En su relación con él se había consumado de forma definitiva el salto tantas veces anunciado. Ahora Hannes estaba inequívocamente de su lado. Había llamado a su puerta con timidez un par de veces vía SMS y le había ofrecido su ayuda… Y no, a Judith no le importaba que la visitara con asiduidad, no sólo porque en principio ya nada le importaba, tampoco sólo porque él prefería venir los fines de semana, cuando estaba mamá, a la que era capaz de neutralizar a la perfección, sino porque a ella, a Judith, su presencia le hacía muy bien como medicina alternativa.

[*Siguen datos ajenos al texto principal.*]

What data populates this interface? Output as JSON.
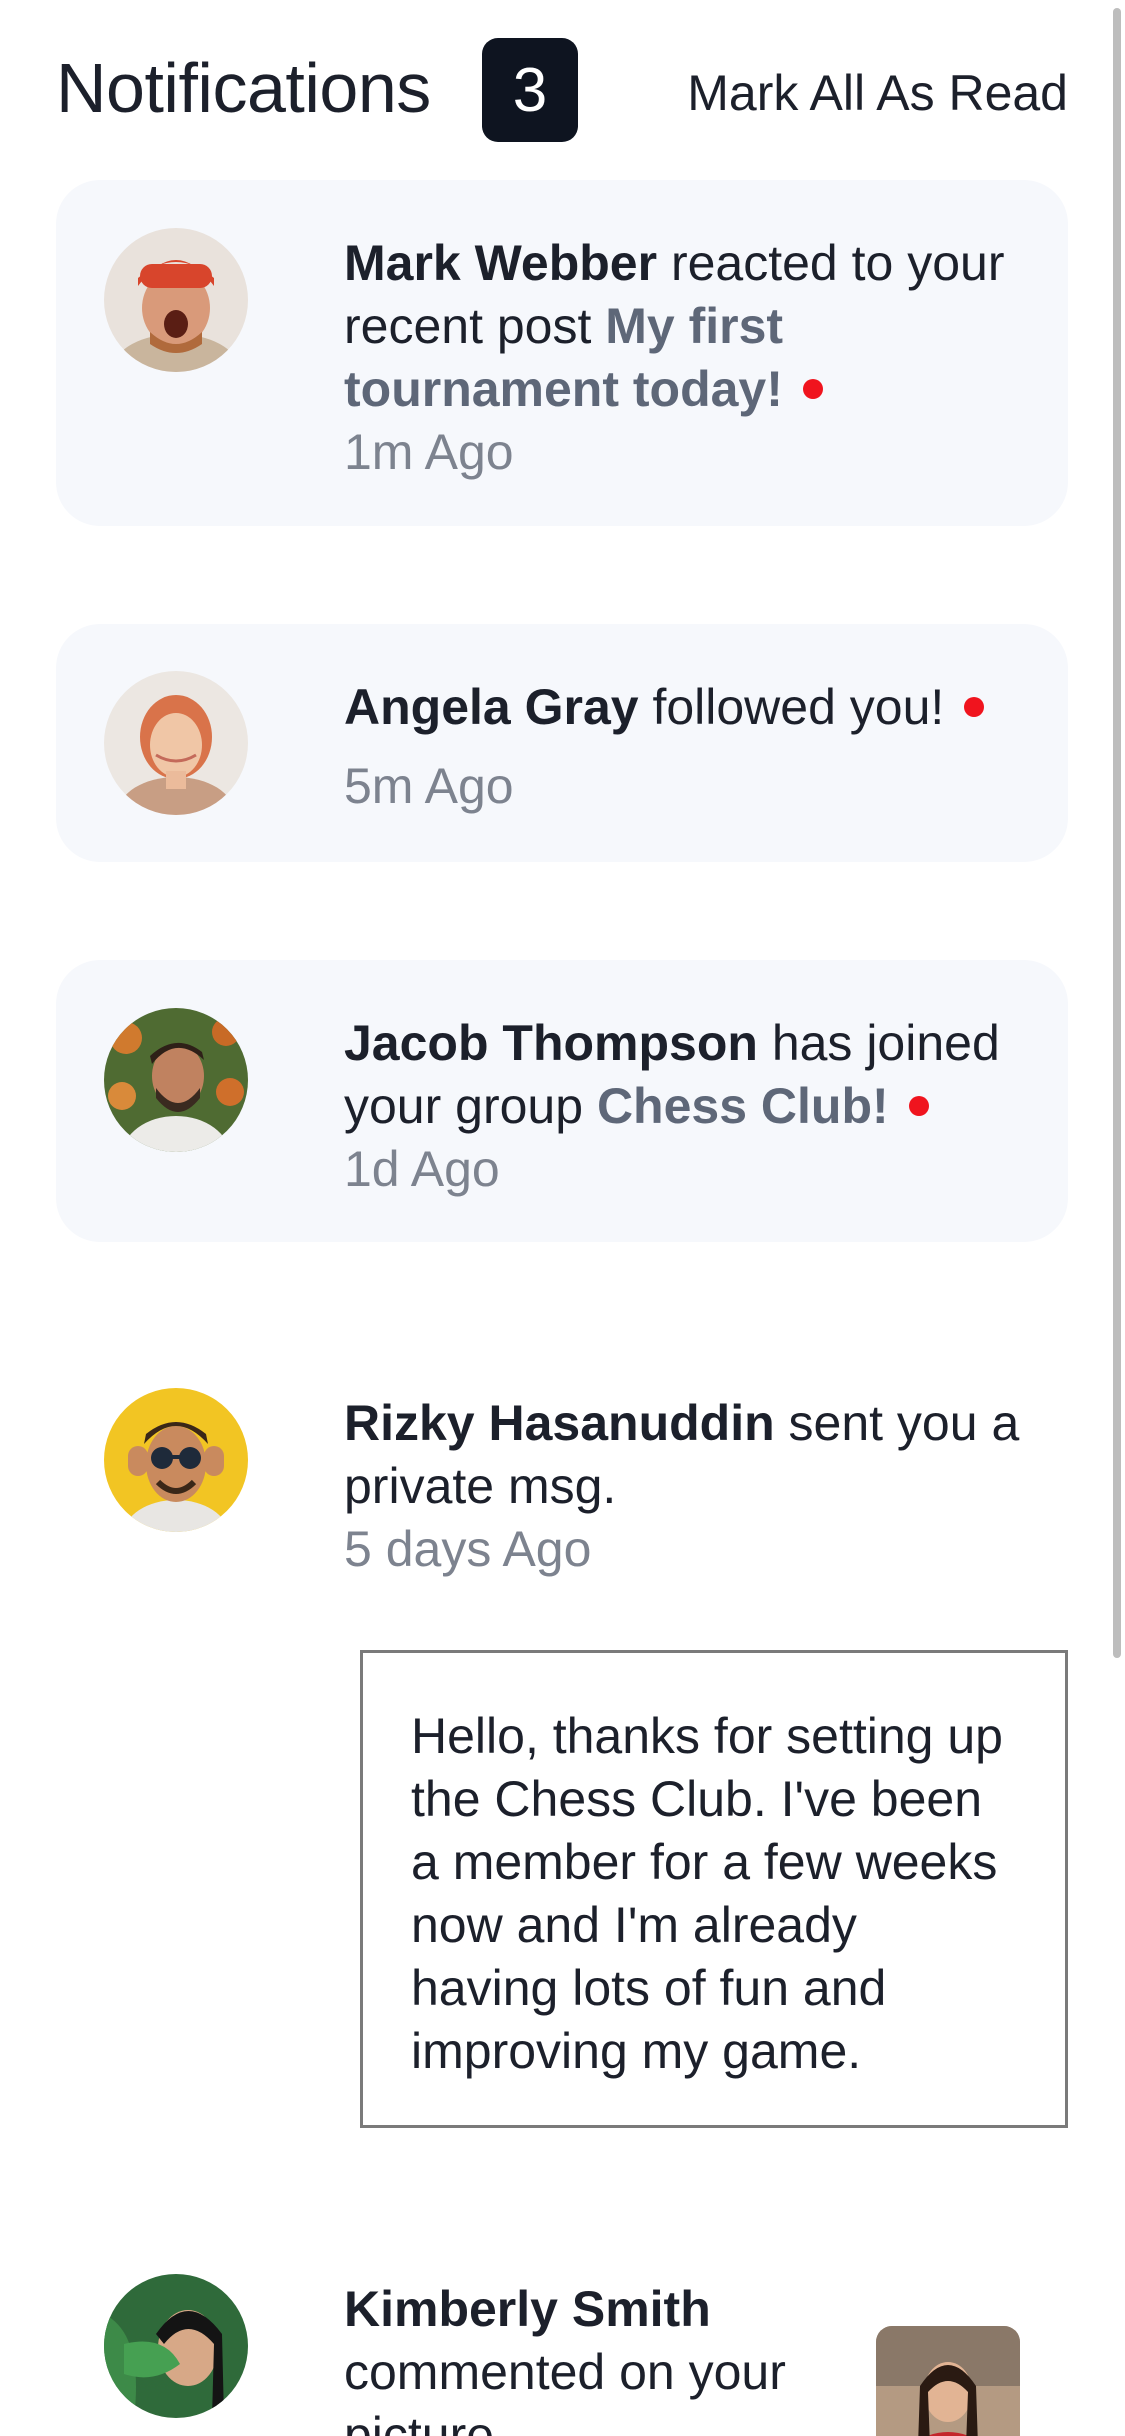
{
  "header": {
    "title": "Notifications",
    "unread_count": "3",
    "mark_all_label": "Mark All As Read"
  },
  "notifications": [
    {
      "name": "Mark Webber",
      "action": " reacted to your recent post ",
      "target": "My first tournament today!",
      "time": "1m Ago",
      "unread": true
    },
    {
      "name": "Angela Gray",
      "action": " followed you!",
      "target": "",
      "time": "5m Ago",
      "unread": true
    },
    {
      "name": "Jacob Thompson",
      "action": " has joined your group ",
      "target": "Chess Club!",
      "time": "1d Ago",
      "unread": true
    },
    {
      "name": "Rizky Hasanuddin",
      "action": " sent you a private msg.",
      "target": "",
      "time": "5 days Ago",
      "unread": false,
      "message": "Hello, thanks for setting up the Chess Club. I've been a member for a few weeks now and I'm already having lots of fun and improving my game."
    },
    {
      "name": "Kimberly Smith",
      "action": " commented on your picture",
      "target": "",
      "time": "",
      "unread": false
    }
  ],
  "colors": {
    "unread_card_bg": "#f6f8fc",
    "badge_bg": "#0e1420",
    "unread_dot": "#f0141e",
    "post_link": "#5e6778",
    "muted_text": "#7d838f"
  },
  "icons": [
    "unread-dot-icon",
    "avatar-mark-webber",
    "avatar-angela-gray",
    "avatar-jacob-thompson",
    "avatar-rizky-hasanuddin",
    "avatar-kimberly-smith",
    "picture-thumbnail"
  ]
}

Ella mucho no sabía de homeopatía, pero ¿acaso no se trataba de lograr la salud con pequeñas dosis de las sustancias activas que habían provocado la enfermedad? Pues bien, la voz de Hannes era exactamente la misma que la de aquel fenómeno surrealista que repetidas noches la había vuelto loca. Ahora que realmente la oía disertando ante mamá en la cocina sobre planificación espacial, estática, materiales de construcción y diseño de cafeteras eléctricas, los fantasmas de Judith se habían disipado y las cosas volvían a estar más o menos en su sitio. Además, el Hannes auténtico disponía de un léxico más variado que su doble fantasmal, que siempre se había limitado a meterle en la cabeza tres o cuatro frases trilladas.
En el trato con ella, la paciente, de todos los amigos y visitantes, él era con mucho el más eficiente y desenvuelto. Siempre estaba de buen humor, sabía adaptarse con facilidad a su complicado carácter, a la repentina alternancia de fases altas y bajas, de letargo y de vigilia. En el tono de su voz nunca había ni el más ligero reproche por el deplorable estado en que se hallaba, por lo difícil que era llegar a ella, por lo poco que podía dar de sí.
Mientras que Gerd y los demás hacían lo imposible por ocultar su desesperación ante la apatía de Judith y a menudo fracasaban, para Hannes parecía ser lo más normal del mundo. En efecto tomaba a Judith tal cual era, aunque no pudiera ser menos «ella misma». En su presencia, ella no se avergonzaba de su enfermedad ni se sentía culpable por tener que depender de la ayuda ajena. Cuando estaba él, empezaba a resignarse a su destino, no, más aún: empezaba a acostumbrarse.